Look around the cybersecurity infrastructure at any enterprise organization and here’s what you’ll see – dozens and dozens of cybersecurity tools from just as many vendors.
Now this situation wasn’t planned, it just happened. Over the past 15 years, bad guys developed new cyber-weapons to exploit IT vulnerabilities. Large organizations reacted to these new threats by purchasing and deploying new security controls and monitoring systems. This pattern continued over time, leading to today’s patchwork of security point tools.
So, what’s the problem? Point tools aren’t really designed to talk with one another, leaving human beings to bridge the communications, intelligence, and technology gaps between them. Furthermore, each individual tool requires training, deployment, configuration, and ongoing operational support. More tools, more needs.
Too Many Tools; Too Few People
Fast forward to 2017 and there simply aren’t enough eyeballs, hands, or hours in the day to make this jerry-rigged security model work. Want proof? In a 2016 research project conducted by ESG and the Information Systems Security Association (ISSA), survey respondents were asked about the ramifications of the global cybersecurity skills shortage on their organizations. Alarmingly, 35% said that the skills shortage has created a situation where the cybersecurity staff doesn’t have adequate time to learn the nuances of the security technologies they purchase, leading to a condition where these technologies aren’t used to their full potential.

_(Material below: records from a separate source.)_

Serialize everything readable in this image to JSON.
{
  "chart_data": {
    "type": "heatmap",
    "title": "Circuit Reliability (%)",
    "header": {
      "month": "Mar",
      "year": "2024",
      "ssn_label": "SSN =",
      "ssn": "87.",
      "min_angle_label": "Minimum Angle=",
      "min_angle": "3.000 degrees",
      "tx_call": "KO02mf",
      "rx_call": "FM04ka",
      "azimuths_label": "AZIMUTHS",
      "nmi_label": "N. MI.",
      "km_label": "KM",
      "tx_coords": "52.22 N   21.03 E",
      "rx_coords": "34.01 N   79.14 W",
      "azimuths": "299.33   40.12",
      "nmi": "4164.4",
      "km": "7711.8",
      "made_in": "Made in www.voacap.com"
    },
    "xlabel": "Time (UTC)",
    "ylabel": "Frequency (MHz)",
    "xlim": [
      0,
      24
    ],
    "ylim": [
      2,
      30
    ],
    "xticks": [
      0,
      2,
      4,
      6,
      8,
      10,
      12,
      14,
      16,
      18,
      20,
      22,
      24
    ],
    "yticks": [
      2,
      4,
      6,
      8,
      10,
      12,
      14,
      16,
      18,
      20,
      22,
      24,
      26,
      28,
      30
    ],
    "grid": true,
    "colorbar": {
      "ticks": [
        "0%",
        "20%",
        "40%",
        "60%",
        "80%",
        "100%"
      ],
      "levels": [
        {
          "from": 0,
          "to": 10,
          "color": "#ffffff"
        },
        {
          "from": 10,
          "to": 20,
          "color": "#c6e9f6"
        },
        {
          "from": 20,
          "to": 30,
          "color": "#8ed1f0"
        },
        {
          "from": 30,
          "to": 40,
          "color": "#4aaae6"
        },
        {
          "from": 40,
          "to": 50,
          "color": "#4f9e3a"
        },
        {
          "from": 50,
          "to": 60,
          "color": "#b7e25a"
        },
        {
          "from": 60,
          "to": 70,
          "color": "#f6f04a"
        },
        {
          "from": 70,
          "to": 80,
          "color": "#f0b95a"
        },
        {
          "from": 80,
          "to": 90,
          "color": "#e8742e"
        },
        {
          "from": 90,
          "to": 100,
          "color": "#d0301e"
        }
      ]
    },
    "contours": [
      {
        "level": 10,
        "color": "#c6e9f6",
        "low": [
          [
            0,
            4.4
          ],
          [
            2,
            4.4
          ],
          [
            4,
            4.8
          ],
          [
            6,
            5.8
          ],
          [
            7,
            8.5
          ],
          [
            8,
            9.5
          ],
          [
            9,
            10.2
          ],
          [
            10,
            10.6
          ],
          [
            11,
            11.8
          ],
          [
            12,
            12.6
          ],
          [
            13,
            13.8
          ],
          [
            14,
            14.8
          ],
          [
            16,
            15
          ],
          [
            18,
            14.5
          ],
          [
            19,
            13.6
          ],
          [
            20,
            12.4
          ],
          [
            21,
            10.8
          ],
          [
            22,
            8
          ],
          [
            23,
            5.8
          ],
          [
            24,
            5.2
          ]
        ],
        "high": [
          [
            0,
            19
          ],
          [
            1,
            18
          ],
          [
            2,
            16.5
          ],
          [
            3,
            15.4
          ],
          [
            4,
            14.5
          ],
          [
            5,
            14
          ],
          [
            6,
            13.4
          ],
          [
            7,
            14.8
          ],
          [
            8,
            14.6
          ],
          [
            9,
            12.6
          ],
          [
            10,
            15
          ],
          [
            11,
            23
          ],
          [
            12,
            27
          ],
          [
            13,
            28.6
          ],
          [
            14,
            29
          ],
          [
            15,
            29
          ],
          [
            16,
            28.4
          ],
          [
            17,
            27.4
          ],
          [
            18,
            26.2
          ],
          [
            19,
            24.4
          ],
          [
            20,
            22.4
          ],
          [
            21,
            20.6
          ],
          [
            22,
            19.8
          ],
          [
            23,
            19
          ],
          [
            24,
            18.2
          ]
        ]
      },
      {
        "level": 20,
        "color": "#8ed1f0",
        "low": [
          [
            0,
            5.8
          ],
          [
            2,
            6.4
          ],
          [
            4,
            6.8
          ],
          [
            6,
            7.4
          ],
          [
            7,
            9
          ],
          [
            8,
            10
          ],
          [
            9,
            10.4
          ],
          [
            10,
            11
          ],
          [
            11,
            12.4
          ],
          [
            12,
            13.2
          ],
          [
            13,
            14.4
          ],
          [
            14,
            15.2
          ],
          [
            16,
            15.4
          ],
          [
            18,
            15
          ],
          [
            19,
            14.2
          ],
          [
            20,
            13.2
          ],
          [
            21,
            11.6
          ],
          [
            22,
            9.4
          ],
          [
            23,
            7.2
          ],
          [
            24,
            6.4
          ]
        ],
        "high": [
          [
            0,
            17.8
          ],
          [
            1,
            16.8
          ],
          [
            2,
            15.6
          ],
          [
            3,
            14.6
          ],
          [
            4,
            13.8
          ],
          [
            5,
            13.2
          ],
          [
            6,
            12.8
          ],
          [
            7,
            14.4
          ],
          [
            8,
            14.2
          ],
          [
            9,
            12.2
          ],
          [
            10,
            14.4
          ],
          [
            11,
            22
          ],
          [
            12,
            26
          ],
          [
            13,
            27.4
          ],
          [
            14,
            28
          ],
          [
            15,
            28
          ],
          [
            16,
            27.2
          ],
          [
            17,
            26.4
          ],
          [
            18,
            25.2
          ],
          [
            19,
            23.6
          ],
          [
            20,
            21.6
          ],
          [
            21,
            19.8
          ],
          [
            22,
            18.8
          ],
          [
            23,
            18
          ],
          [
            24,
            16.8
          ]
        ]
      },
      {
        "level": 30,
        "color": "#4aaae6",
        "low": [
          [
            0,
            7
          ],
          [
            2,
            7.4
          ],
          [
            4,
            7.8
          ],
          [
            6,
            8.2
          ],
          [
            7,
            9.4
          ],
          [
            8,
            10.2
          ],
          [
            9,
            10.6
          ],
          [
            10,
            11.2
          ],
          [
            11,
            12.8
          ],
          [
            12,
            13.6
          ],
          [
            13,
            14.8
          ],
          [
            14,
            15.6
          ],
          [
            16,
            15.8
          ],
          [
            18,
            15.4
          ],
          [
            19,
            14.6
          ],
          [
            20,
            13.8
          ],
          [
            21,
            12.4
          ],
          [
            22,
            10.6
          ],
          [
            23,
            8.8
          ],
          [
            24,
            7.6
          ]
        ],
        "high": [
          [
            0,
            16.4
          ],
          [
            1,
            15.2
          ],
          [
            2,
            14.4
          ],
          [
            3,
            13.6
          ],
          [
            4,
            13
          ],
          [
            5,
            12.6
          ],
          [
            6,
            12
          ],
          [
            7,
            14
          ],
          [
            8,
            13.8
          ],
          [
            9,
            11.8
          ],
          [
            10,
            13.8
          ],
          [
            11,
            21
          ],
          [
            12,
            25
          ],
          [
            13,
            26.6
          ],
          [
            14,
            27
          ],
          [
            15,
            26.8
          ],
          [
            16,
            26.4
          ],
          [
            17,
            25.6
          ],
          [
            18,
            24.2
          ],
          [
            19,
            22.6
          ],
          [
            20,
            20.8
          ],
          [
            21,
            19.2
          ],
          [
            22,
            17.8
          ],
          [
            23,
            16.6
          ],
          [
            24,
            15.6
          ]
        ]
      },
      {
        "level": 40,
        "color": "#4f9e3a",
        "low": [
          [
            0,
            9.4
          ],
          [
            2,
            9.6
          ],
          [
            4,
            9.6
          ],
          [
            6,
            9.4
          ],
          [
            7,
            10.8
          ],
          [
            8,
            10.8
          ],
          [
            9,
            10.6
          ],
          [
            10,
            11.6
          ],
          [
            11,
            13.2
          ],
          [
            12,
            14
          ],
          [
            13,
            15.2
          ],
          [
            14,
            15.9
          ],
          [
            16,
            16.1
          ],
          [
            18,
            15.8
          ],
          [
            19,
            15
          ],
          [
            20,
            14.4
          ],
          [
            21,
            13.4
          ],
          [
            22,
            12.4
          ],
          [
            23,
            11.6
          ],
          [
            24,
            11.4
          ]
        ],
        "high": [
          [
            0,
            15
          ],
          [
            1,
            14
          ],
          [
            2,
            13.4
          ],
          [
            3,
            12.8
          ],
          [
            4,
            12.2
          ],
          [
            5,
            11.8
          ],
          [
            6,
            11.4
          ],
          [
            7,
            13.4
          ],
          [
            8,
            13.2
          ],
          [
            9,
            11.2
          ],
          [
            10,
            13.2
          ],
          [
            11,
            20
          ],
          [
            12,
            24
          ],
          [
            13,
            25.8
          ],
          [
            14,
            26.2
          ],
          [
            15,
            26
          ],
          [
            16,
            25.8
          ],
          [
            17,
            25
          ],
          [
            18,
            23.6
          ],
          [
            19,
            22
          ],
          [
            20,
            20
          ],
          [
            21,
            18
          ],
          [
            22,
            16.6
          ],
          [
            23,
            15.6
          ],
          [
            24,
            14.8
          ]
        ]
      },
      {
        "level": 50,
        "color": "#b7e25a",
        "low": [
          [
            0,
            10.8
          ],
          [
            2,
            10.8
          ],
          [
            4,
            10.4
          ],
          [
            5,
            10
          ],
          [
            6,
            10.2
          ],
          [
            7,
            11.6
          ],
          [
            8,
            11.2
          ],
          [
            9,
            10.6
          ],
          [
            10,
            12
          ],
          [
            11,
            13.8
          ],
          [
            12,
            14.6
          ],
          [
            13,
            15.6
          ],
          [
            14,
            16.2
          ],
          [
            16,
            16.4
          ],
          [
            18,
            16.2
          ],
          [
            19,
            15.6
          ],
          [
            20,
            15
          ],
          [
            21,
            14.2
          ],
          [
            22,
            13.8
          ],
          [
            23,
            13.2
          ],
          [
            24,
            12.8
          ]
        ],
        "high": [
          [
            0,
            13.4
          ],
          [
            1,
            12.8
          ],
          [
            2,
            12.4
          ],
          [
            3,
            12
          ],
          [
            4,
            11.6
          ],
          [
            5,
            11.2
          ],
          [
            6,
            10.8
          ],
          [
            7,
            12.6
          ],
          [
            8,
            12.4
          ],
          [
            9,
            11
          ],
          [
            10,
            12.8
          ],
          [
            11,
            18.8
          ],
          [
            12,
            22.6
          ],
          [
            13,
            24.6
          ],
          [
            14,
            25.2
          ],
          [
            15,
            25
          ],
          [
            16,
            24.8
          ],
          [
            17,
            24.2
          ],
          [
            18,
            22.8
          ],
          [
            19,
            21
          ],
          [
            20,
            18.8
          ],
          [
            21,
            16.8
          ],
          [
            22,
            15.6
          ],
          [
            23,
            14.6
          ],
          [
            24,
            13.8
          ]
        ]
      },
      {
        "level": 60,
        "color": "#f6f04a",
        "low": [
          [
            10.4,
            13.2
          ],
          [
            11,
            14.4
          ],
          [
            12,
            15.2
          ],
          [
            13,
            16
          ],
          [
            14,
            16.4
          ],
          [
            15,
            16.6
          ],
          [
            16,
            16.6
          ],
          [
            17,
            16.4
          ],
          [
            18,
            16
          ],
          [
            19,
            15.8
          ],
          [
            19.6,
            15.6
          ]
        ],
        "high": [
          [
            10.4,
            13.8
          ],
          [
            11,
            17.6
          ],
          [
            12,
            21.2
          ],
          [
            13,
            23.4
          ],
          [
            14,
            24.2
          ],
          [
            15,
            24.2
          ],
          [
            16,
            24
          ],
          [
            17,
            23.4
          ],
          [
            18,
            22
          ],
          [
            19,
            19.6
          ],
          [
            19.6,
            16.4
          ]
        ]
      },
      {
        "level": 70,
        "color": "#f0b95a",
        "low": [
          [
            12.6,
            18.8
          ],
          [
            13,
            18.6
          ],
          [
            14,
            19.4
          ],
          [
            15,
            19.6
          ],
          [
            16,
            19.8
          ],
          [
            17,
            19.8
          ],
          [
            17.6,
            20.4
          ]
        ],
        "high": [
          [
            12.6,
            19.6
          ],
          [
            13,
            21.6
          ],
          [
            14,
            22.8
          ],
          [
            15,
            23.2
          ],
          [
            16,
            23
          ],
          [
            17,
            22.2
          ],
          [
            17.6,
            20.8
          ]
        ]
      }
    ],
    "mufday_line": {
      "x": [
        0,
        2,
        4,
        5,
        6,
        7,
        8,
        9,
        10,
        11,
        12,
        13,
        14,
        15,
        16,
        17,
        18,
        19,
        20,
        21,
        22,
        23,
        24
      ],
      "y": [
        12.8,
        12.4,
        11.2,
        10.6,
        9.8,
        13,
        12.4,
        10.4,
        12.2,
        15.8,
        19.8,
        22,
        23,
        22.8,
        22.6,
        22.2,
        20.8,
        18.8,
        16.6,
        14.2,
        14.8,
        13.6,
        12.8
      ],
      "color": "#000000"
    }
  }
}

In summary, many enterprises have too many security point tools and not enough time. And the downsides here are pretty bad – complex operations, employee burnout, low ROI, and increased risk.
Fortunately, CISOs recognize the state of their cybersecurity technologies and are adjusting their strategies accordingly. Recent ESG research reveals that 24% of enterprise organizations claim that they are actively consolidating the number of cybersecurity vendors they do business with, while another 38% are consolidating the number of cybersecurity vendors they do business with on a limited basis and another 21% are considering vendor consolidation. Look for this trend to continue and accelerate.
Cybersecurity Tools: Lack of Integration
As previously mentioned, another issue with point tools is their inherent lack of integration with one another. CISOs are busy addressing this as well with updated security technology procurement strategies – 74% of survey respondents say that their organizations select best-of-breed security technologies but only if they are designed for broader integration. This sentiment was summarized by a CISO I spoke with who exclaimed, ‘Integration is the new best-of-breed.’
It will certainly take time for large organizations to replace legacy security point tools with new technologies built for integration, but the ESG data points to a burgeoning trend. Enterprise organizations are actively tossing security point tools aside and building integrated security technology architectures (similar to ESG’s SOAPA model). Henceforth, security point tools must offer standalone functionality and easy integration into broader security architecture, and must be able to interoperate with other security technologies to provide a force multiplier effect.